Quel vivere una spiritualità e religiosità personalizzata, come se non ci fossero dogmi e imposizioni morali dall’alto, lo chiamano “religione fai da te”, in parte a ragione e in parte a torto.
A ragione perché si tratta di un’estensione dell’individualismo moderno alla dimensione religiosa ed etica. E’ la religione del danaro che è essenzialmente individualista. Il dominio della mediazione del danaro, astrazione quasi assoluta, frantuma tutti i rapporti umani, tutte le relazioni, da quelle più intime a quelle sociali e politiche a quelle ecclesiali. Il “fai da te”, non come autonomia responsabile dell’essere individuo in relazione, ma come autismo imposto dalla competizione generalizzata, “ognun per sé Dio per tutti”, ben rappresentato oggi da berlusconismo, si estende a tutte le dimensioni della vita compresa la dimensione della religiosità e della fede. Il grande errore di Ruini e di Ratinger è di non vedere come il dorato mantello dell’identità cristiana-cattolica con cui tentano in ogni modo di ravvolgere l’Occidente e il mondo copre e cova e favorisce e sacralizza in realtà la “guerra di tutti contro tutti”. L’identità cristiana non è un mantello protettivo è una coltre funeraria, non è una cupola che nobilita è un sarcofago dell’amore cristiano e del Vangelo. Perché tanti mugugni, tanto dissenso sotterraneo, e pochissime prese di posizione aperte di fronte a questa aggressività ruiniana? Perché nessun teologo esce allo scoperto per dire quello che pensa di una teologia come quella di Ratzinger che non pochi considerano anticonciliare? La paura, certo. Ma la paura è una giustificazione che regge solo fino a un certo punto. Al fondo c’è io credo una impostazione individualista della pastorale e della stessa ricerca teologica, c’è una frantumazione dei rapporti intraecclesiali, c’è una specie di ritorno feudale. E questo è il secondo grave limite che io vedo nel pontificato di Giovanni Paolo II ereditato dal papa attuale e da Ruini. L’esasperazione del centralismo vaticano ha favorito l’individualismo moderno in alleanza con il dominio del danaro perché ha distrutto la circolarità dei rapporti intraecclesiali, ha impedito il realizzarsi della rete delle relazioni, imponendo invece la dimensione radiale, un po’ come nelle ruote di una bicicletta, in cui ogni punto periferico è in rapporto con gli altri solo passando attraverso il centro, che tutto tiene insieme e tutto controlla.

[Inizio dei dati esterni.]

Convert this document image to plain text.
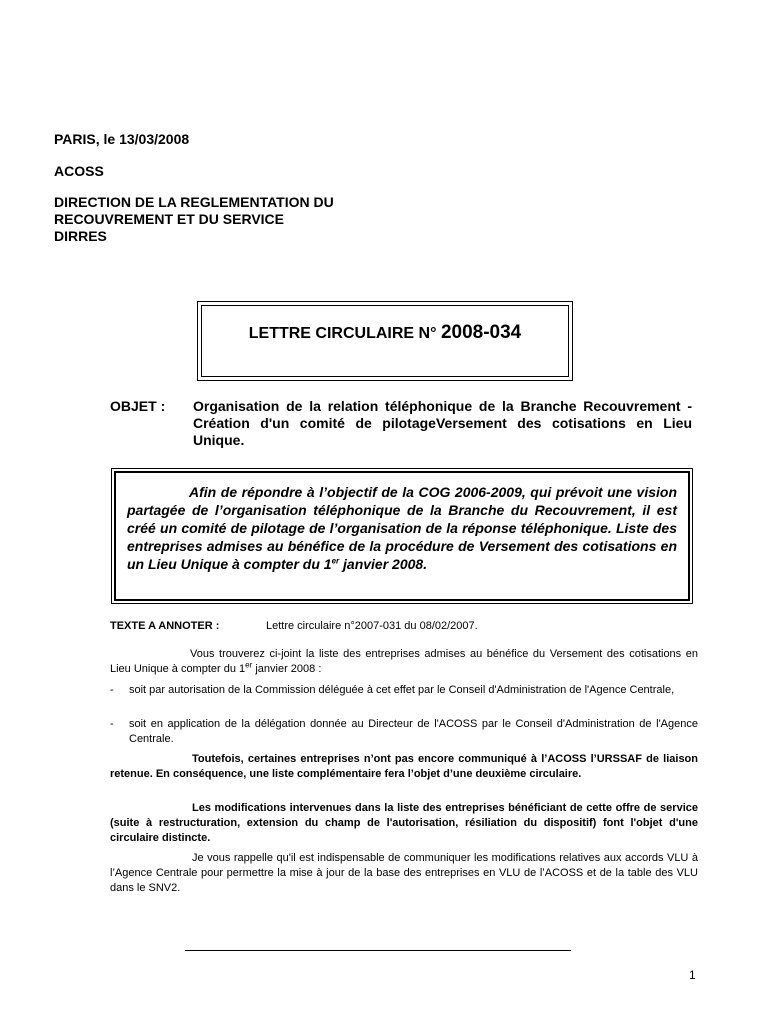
PARIS, le 13/03/2008
ACOSS
DIRECTION DE LA REGLEMENTATION DU
RECOUVREMENT ET DU SERVICE
DIRRES
LETTRE CIRCULAIRE N° 2008-034
OBJET : Organisation de la relation téléphonique de la Branche Recouvrement - Création d'un comité de pilotageVersement des cotisations en Lieu Unique.
Afin de répondre à l’objectif de la COG 2006-2009, qui prévoit une vision partagée de l’organisation téléphonique de la Branche du Recouvrement, il est créé un comité de pilotage de l’organisation de la réponse téléphonique. Liste des entreprises admises au bénéfice de la procédure de Versement des cotisations en un Lieu Unique à compter du 1er janvier 2008.
TEXTE A ANNOTER :	Lettre circulaire n°2007-031 du 08/02/2007.
Vous trouverez ci-joint la liste des entreprises admises au bénéfice du Versement des cotisations en Lieu Unique à compter du 1er janvier 2008 :
- soit par autorisation de la Commission déléguée à cet effet par le Conseil d'Administration de l'Agence Centrale,
- soit en application de la délégation donnée au Directeur de l'ACOSS par le Conseil d'Administration de l'Agence Centrale.
Toutefois, certaines entreprises n’ont pas encore communiqué à l’ACOSS l’URSSAF de liaison retenue. En conséquence, une liste complémentaire fera l’objet d’une deuxième circulaire.
Les modifications intervenues dans la liste des entreprises bénéficiant de cette offre de service (suite à restructuration, extension du champ de l'autorisation, résiliation du dispositif) font l'objet d'une circulaire distincte.
Je vous rappelle qu'il est indispensable de communiquer les modifications relatives aux accords VLU à l’Agence Centrale pour permettre la mise à jour de la base des entreprises en VLU de l’ACOSS et de la table des VLU dans le SNV2.
1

E veniamo all’altra faccia della questione. E’ anche a torto che si definisce “religione fai da te” questo impostare sostanzialmente la propria vita “come se Ruini non ci fosse”. Perché il sottrarsi agli insopportabili imperativi ruiniani, nella misura in cui è fatto consapevolmente e positivamente, costituisce la premessa per una sana ricerca di laicità. E’ un modo per radicare la laicità nell’humus fecondo degli elementi essenziali della sopravvivenza, sottraendola ad ogni lotta ideologica e ad ogni scontro di poteri. E’ vedere la laicità secondo il senso etimologico della parola, la quale proviene come si sa dal termine greco laos che significa popolo.
Certo la premessa, il sottrarsi alle imposizioni etiche dall’alto, chiede che poi si sviluppi la ricerca di una liberazione della religiosità dal dominio del sacro.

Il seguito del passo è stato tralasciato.